Algunas veces, mientras avanzaba en la fila, empujando mis baldes con los pies,
me daba la impresión de que la vida se sucedía como el agua que brotaba de las
rocas y fluía por las quebradas del río, donde hasta las piedras parecían
refrescarse del abrasante sol de la mañana; otras veces, me imaginaba que las
rocas sudaban gotas de agua y que las gotas caían con una melodía lejana, en
medio de una topografía árida y pedregosa.
La tierra que rodeaba al pozo era seca y polvorienta.
Sólo en épocas de lluvia era húmeda y hasta quedaban estampadas las huellas de
los caminantes, quienes llevaban a cuestas sus pesadas cargas de agua, ya sea
en bidones de plástico o en latas de alcohol y manteca, convertidas en
verdaderas cisternas por el ingenio de los hojalateros más humildes del pueblo.
El agua del pozo era insípida, turbia y estaba plagada de
parásitos que, casi de manera inevitable, se metían en los recipientes como
lombrices y microbios de extrañas anatomías. Las paredes laterales del pozo,
hechas de greda y granito, estaban cubiertas de algas y musgos, mientras en el
fondo croaban las ranas y nadaban los renacuajos como un enjambre de pececillos
cabezones.
En el pozo era fácil constatar que las aguas están llenas
de microorganismos. No en vano las primeras formas de vida aparecieron en las
turbulencias del mar, en las corrientes del río y en las profundidades del
lago; un reino en el cual todavía sobreviven una variedad de peces, mamíferos y
anfibios, aparte de las plantas acuáticas que parecen monstruos mecidos por los
flujos y reflujos.
El agua del pozo, según supe después por testimonios de
mis vecinos, era el principal causante de las enfermedades intestinales que
aquejaban a los pobladores. Claro está, cómo no iba a serlo, si no era agua filtrada
ni potable. Además, para el colmo de los pesares, algunas personas hacían sus
necesidades sólo a unos metros más allá del pozo, convirtiendo el agua que
brotaba de las rocas en un líquido fecal, que luego desparecía como serpiente grisácea
entre las piedras del río.
Apenas llenaba mis baldes, con la sensación de un beduino
que encuentra un oasis entre las dunas del desierto, me retiraba del lugar y
regresaba a casa por el mismo sendero cubierto de grava. Acarrear el agua, bajo
sol o bajo sombra, era un trabajo que nos tocaba a los niños y a las amas de
casa, quienes, como en todo pueblo carente de alcantarillas y agua potable,
eran las aguateras que iban y venían del pozo batiendo mantas y polleras. Parecían
hormigas avanzando contra las ráfagas del viento y fantasmas envueltas por las
corrientes del frío.
Yo caminaba a paso lento y seguro, en procura de llegar a
casa con los baldes llenos de agua, porque el agua en aquel pueblo, como en un
lejano desierto, era un tesoro apreciado por todos. Perder gotas de agua en el trayecto,
por un simple descuido o un tropezón indebido, era como perder perlas que se
esfumaban en la tierra apisonada o se evaporaban bajo un sol calcinante.
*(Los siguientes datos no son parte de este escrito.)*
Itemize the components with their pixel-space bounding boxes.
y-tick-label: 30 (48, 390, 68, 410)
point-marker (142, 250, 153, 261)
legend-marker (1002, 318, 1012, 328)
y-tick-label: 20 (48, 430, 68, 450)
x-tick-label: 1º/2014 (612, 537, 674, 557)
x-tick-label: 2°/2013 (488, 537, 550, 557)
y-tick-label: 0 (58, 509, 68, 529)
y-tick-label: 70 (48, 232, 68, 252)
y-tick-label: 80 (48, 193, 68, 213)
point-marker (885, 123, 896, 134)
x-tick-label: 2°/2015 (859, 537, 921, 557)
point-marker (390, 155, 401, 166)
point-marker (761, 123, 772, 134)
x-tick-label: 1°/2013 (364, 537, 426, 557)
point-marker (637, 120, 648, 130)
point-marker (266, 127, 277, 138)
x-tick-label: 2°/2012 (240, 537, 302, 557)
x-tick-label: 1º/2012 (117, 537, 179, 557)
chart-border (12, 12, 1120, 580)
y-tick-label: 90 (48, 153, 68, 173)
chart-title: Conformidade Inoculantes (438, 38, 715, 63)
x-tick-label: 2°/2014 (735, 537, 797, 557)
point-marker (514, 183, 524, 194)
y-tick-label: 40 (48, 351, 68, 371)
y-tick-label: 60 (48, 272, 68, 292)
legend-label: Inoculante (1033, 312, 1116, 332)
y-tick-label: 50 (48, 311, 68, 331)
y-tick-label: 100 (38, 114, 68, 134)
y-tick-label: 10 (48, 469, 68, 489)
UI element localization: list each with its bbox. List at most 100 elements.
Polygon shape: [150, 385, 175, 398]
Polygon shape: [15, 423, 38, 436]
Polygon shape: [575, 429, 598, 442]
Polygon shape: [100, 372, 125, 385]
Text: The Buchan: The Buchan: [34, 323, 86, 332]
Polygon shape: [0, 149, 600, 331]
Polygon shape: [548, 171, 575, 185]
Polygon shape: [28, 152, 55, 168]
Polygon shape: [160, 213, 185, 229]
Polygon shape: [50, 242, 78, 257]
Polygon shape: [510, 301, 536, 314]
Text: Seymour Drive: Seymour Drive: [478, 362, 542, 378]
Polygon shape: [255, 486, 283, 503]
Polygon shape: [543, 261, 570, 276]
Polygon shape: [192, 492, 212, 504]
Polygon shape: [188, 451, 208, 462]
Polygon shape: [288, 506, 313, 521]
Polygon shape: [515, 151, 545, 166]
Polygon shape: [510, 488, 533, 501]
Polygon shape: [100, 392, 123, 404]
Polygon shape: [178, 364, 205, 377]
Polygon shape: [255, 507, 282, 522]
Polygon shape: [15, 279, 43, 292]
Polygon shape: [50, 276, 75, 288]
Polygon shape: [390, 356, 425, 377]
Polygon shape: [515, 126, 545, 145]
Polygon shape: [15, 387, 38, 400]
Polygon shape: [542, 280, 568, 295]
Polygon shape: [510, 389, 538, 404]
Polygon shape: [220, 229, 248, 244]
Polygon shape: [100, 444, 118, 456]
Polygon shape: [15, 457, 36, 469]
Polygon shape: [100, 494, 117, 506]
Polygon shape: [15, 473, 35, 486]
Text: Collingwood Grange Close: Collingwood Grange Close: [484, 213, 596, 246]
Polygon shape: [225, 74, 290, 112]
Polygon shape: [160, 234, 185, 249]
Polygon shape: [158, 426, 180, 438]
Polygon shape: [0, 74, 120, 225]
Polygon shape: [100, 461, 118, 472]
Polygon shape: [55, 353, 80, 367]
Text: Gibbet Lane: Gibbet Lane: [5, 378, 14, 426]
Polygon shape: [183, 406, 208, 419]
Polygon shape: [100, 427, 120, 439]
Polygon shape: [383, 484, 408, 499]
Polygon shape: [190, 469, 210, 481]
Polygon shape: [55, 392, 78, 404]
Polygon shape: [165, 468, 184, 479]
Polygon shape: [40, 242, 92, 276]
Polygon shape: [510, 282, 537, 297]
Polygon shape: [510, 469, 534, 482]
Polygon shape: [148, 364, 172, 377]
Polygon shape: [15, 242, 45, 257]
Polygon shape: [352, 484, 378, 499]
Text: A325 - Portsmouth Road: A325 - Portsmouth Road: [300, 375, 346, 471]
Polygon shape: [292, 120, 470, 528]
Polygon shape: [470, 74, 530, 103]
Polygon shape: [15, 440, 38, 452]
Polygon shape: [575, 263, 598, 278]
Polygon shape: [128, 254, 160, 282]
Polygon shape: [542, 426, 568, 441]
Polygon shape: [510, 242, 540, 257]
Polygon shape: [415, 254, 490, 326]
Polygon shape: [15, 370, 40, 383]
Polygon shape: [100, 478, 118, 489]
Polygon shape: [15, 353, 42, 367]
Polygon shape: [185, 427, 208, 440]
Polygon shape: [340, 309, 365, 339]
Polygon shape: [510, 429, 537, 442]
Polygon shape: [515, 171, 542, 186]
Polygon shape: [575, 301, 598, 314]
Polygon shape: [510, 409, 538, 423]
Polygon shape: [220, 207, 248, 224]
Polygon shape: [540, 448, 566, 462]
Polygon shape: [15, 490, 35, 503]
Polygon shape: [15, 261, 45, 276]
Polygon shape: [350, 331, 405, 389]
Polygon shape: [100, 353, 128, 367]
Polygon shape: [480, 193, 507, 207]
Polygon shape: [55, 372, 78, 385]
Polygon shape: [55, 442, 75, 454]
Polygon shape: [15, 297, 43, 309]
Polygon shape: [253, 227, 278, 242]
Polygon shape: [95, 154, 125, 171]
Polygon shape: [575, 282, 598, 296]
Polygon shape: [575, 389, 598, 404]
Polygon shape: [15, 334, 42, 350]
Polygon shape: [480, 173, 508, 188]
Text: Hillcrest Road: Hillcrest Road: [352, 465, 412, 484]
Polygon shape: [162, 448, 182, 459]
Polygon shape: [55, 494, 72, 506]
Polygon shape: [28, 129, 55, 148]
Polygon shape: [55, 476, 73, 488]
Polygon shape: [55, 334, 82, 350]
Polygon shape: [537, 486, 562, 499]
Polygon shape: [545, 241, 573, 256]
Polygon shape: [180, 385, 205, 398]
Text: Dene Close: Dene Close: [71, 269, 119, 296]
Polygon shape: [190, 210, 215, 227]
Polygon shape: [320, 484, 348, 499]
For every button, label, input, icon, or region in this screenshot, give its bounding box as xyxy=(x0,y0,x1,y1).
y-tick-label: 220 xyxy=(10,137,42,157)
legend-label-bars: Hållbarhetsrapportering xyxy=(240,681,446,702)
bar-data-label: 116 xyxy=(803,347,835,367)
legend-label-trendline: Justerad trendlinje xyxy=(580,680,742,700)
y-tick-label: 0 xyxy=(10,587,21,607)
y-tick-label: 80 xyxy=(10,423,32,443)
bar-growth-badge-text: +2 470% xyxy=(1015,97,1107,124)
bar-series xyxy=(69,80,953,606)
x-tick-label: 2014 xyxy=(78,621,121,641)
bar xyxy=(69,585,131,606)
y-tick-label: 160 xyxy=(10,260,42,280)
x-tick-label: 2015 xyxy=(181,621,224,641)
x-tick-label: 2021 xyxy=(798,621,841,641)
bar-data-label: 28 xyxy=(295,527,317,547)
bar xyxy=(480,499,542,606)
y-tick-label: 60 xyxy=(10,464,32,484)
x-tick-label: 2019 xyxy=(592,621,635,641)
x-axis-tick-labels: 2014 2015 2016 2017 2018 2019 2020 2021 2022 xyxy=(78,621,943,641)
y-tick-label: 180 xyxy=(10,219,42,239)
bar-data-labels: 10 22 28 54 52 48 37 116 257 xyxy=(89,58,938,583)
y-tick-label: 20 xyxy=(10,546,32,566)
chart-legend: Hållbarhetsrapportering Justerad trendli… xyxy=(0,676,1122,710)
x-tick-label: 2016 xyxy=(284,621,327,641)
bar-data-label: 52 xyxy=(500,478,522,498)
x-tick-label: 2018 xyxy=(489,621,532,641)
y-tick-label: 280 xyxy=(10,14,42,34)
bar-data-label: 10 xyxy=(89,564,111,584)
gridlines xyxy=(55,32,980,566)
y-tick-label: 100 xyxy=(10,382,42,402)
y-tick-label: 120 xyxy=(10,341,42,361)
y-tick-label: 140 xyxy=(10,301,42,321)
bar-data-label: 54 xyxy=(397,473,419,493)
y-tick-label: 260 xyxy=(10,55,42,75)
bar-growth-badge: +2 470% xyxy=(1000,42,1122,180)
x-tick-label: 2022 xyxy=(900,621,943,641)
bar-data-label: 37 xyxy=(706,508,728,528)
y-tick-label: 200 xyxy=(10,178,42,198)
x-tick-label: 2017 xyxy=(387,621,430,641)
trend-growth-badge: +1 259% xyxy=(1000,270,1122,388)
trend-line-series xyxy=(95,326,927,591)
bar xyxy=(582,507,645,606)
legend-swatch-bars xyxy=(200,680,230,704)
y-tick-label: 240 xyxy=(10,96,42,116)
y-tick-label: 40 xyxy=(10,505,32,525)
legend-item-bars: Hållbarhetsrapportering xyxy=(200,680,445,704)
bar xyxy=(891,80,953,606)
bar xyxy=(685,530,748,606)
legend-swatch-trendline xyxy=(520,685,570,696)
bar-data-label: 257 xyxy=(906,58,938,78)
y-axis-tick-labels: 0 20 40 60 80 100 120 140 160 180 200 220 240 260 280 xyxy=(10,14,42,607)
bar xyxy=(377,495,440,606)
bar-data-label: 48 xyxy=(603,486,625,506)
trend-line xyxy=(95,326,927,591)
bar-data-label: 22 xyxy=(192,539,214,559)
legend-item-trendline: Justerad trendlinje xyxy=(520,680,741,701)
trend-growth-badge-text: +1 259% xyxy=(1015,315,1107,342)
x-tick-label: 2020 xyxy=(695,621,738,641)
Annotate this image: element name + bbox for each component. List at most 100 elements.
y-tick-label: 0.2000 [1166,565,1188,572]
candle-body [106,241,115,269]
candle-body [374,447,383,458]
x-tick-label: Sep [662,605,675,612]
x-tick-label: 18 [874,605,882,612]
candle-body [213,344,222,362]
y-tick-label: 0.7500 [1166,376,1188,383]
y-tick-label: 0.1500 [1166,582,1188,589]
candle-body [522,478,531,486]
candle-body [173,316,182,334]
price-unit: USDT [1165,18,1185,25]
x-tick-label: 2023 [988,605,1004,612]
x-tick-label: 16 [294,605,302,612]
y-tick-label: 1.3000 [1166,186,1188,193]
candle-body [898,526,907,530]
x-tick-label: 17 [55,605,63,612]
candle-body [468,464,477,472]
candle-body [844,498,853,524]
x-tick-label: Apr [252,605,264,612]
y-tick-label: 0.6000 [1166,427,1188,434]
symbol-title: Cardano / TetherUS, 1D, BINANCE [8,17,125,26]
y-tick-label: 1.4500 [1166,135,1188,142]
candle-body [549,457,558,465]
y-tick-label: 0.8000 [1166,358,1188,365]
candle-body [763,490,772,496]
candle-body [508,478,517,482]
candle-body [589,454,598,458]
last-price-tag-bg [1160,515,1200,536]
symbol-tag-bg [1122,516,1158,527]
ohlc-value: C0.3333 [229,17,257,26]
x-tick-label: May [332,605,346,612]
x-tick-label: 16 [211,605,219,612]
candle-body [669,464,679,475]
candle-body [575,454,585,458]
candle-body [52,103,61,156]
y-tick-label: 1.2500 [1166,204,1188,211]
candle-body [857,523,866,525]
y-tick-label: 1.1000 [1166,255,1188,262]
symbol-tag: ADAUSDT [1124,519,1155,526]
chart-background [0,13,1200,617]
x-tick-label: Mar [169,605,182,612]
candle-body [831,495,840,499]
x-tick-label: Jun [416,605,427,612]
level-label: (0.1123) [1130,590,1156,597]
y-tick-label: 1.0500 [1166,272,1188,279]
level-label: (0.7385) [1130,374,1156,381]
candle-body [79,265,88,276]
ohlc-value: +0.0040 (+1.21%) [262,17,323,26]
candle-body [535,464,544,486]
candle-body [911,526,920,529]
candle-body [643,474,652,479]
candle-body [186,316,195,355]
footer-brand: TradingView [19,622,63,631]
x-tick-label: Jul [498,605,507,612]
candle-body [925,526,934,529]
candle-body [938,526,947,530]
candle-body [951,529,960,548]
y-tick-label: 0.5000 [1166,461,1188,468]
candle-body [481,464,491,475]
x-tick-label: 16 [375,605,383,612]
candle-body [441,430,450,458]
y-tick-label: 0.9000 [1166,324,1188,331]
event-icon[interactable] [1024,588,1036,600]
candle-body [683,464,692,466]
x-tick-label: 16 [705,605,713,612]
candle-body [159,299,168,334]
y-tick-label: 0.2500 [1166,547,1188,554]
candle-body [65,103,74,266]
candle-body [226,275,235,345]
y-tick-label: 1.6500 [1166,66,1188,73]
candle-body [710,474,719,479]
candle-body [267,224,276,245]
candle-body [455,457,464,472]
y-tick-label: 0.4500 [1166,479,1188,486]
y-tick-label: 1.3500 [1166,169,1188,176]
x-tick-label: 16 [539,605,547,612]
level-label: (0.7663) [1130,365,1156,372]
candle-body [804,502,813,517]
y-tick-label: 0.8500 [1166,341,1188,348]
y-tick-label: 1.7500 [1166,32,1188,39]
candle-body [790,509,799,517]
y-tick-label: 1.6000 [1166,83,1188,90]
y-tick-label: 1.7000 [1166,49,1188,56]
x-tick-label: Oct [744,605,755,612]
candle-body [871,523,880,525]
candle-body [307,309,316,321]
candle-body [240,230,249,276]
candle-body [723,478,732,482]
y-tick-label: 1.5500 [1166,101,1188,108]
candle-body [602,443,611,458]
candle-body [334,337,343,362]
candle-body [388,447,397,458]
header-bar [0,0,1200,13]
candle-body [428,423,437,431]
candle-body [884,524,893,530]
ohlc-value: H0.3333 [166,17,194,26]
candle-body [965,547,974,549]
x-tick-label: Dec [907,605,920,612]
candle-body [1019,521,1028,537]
De algún modo extraño, y sin que nadie me lo explicara,
estaba consciente de que los baldes de agua servían para beber, lavar la ropa,
fregar las vajillas, lavar las frutas y verduras; lavarme las manos, los pies y
la cara. Quizás por eso ahora, que soy mayor y vivo en una ciudad donde se
desperdicia el agua a raudales, tanto en la cocina como en la ducha y el
lavabo, me duele hasta el fondo del alma, porque yo sí sé lo que implica no
tener agua potable en casa; este elemento vital que, por desgracia, es cada vez
más escaso en los países más pobres de este pobre planeta.